The understanding of the workgroup is that the most common level of service would be 30 minutes of patient contact time; therefore, if there is no electrical stimulation, 97810 and one unit of 97811. If there is electrical stimulation in any part of the treatment, one would use 97813 and one unit of 97814. The CPT mandates that one cannot mix the acupuncture without electrical stimulation codes and acupuncture with stimulation codes. So, if you use electrical stimulation at any point in your treatment, you must use the electrical stimulation codes.

There are, of course, other nuances to code use. One of these is the aforementioned "reinsertion." Another involves evaluation and management (E&M). E&M codes are divided into a new and a returning patient series of five levels of increasing complexity, time and charge.

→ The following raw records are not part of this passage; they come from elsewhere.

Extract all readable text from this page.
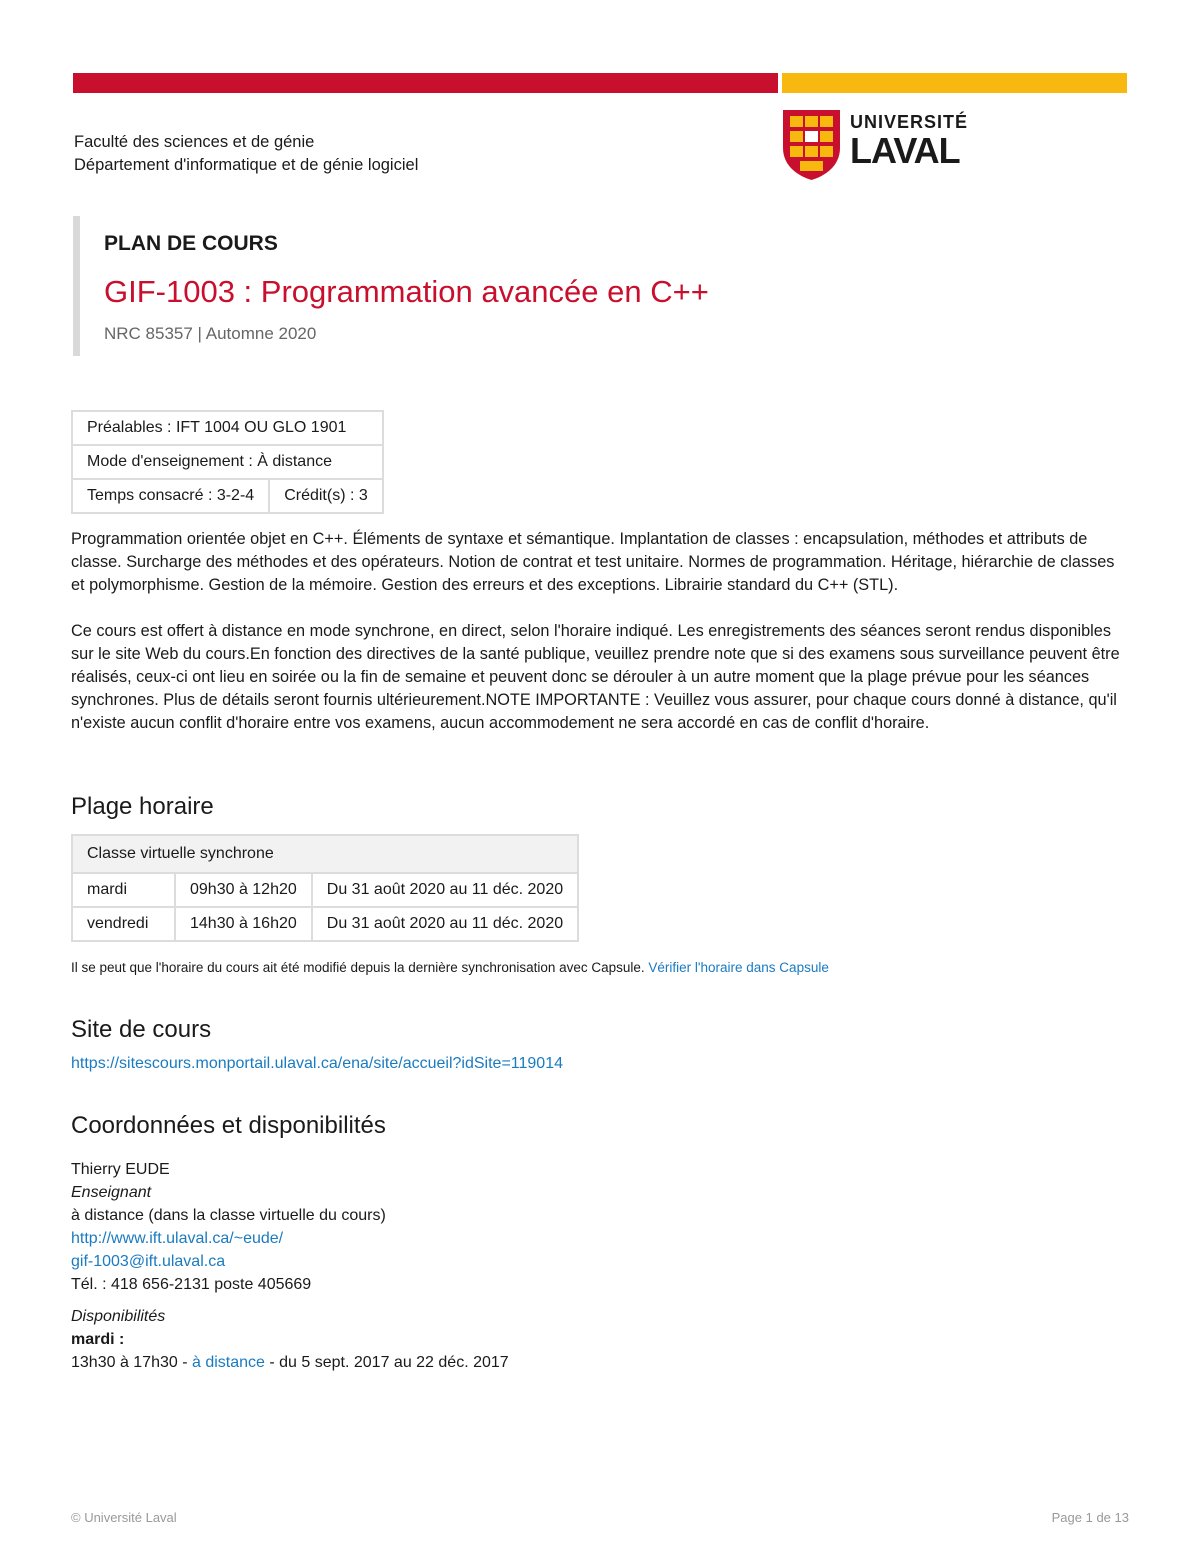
Faculté des sciences et de génie
Département d'informatique et de génie logiciel
UNIVERSITÉ
LAVAL
PLAN DE COURS
GIF-1003 : Programmation avancée en C++
NRC 85357 | Automne 2020
Préalables : IFT 1004 OU GLO 1901
Mode d'enseignement : À distance
Temps consacré : 3-2-4	Crédit(s) : 3
Programmation orientée objet en C++. Éléments de syntaxe et sémantique. Implantation de classes : encapsulation, méthodes et attributs de classe. Surcharge des méthodes et des opérateurs. Notion de contrat et test unitaire. Normes de programmation. Héritage, hiérarchie de classes et polymorphisme. Gestion de la mémoire. Gestion des erreurs et des exceptions. Librairie standard du C++ (STL).
Ce cours est offert à distance en mode synchrone, en direct, selon l'horaire indiqué. Les enregistrements des séances seront rendus disponibles sur le site Web du cours.En fonction des directives de la santé publique, veuillez prendre note que si des examens sous surveillance peuvent être réalisés, ceux-ci ont lieu en soirée ou la fin de semaine et peuvent donc se dérouler à un autre moment que la plage prévue pour les séances synchrones. Plus de détails seront fournis ultérieurement.NOTE IMPORTANTE : Veuillez vous assurer, pour chaque cours donné à distance, qu'il n'existe aucun conflit d'horaire entre vos examens, aucun accommodement ne sera accordé en cas de conflit d'horaire.
Plage horaire
Classe virtuelle synchrone		
mardi	09h30 à 12h20	Du 31 août 2020 au 11 déc. 2020
vendredi	14h30 à 16h20	Du 31 août 2020 au 11 déc. 2020
Il se peut que l'horaire du cours ait été modifié depuis la dernière synchronisation avec Capsule. Vérifier l'horaire dans Capsule
Site de cours
https://sitescours.monportail.ulaval.ca/ena/site/accueil?idSite=119014
Coordonnées et disponibilités
Thierry EUDE
Enseignant
à distance (dans la classe virtuelle du cours)
http://www.ift.ulaval.ca/~eude/
gif-1003@ift.ulaval.ca
Tél. : 418 656-2131 poste 405669
Disponibilités
mardi :
13h30 à 17h30 - à distance - du 5 sept. 2017 au 22 déc. 2017
© Université Laval	Page 1 de 13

New patient codes are 99201 through 99205. Established patient codes are 99211 through 99215. The difference between a new patient and an established patient is three years. If the patient has not been seen by anyone in your clinic in that amount of time, the patient can be considered "new." Specific definitions of these codes can be found in the CPT manual.

Historically, the profession of acupuncture has been based on a cash practice with little variation of charge from patient to patient. Moving toward integration into the reimbursement structure of American health care means adopting and adapting the standard practices of coding to what we do. Our responsibility is to charge with some consistency a reasonable amount for our services. Insurance is not a cash cow to be milked by the sophisticated practitioner, but an expression of the shared risk of human suffering. Typically within this model, one patient encounter would entail the use of one E&M code and one or more procedure codes. The new codes for acupuncture do have a small amount of E&M included, but it is minimal. The time element of the new codes is divided into three segments:

"Pre-service," greeting of the patient an a brief interval history. The code is based on this being three minutes.

"Intra-service," everything connected with doing the procedure - washing your hands, positioning the patient, locating and cleaning the points, inserting and stimulating the needles, checking on the patient, removing the needles. The code is based on this being 15 minutes. This does not include needle retention time when you are not directly monitoring or communicating with the patient.

"Post-service," charting and any instructions to the patient. The code is based on this being three minutes.

If your pre- and post-service time substantially exceeds six minutes, you could charge for a suitable level of E&M, but it is essential that you document that you have fulfilled the requirements of that E&M code, and you must modify the E&M code with a -25 modifier to denote that this is a significant, separately identifiable level of service. Strictly speaking, the modifier should only be needed with a 99211, but you may need to use it for all E&M codes. Insurers will expect E&M to be billed with a new patient and on re-evaluation or a new diagnosis of an established patient. Everything you code for must be supported by your chart notes.